Car la première destination de vacances est le domicile ordinaire. La seconde, au fond, est le déplacement du domicile ordinaire vers le soleil, à la mer ou à la campagne, à peu près à égalité. Vacances de sédentaires qui déplacent les lieux de la consommation et modifient le temps et la manière des habitudes privées.

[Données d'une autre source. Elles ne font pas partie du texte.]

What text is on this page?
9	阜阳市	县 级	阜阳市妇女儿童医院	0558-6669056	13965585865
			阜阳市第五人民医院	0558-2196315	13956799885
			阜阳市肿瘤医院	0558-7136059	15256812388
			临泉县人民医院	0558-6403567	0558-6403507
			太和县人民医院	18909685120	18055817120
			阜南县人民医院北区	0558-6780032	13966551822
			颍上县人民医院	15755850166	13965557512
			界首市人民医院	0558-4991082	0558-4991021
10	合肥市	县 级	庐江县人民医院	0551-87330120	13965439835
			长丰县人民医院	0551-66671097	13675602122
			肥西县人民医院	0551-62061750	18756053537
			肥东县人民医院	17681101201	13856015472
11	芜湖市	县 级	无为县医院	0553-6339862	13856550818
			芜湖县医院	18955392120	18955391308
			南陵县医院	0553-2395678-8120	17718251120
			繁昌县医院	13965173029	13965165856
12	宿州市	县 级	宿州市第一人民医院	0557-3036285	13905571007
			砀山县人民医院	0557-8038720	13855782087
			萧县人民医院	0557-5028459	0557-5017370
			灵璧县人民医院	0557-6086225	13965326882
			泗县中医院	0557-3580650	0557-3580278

Car ceux qui partent, à plus de 70 %, le font en « tribu » amicale, familiale, hors du secteur des professionnels organisés, dans des résidences secondaires (souvent louées au noir), chez des amis, des parents... Le secteur des marchands de voyage est important mais plus pour le lointain que pour la France, et de toute manière, il pèse moins que la logique de « tribu ». Aussi ne faut-il pas confondre les publicités des professionnels avec nos vacances. Nous, c'est plutôt couple, soleil, transat, polar, enfants et boules. Eux, lointain, découverte, image, culture, golf.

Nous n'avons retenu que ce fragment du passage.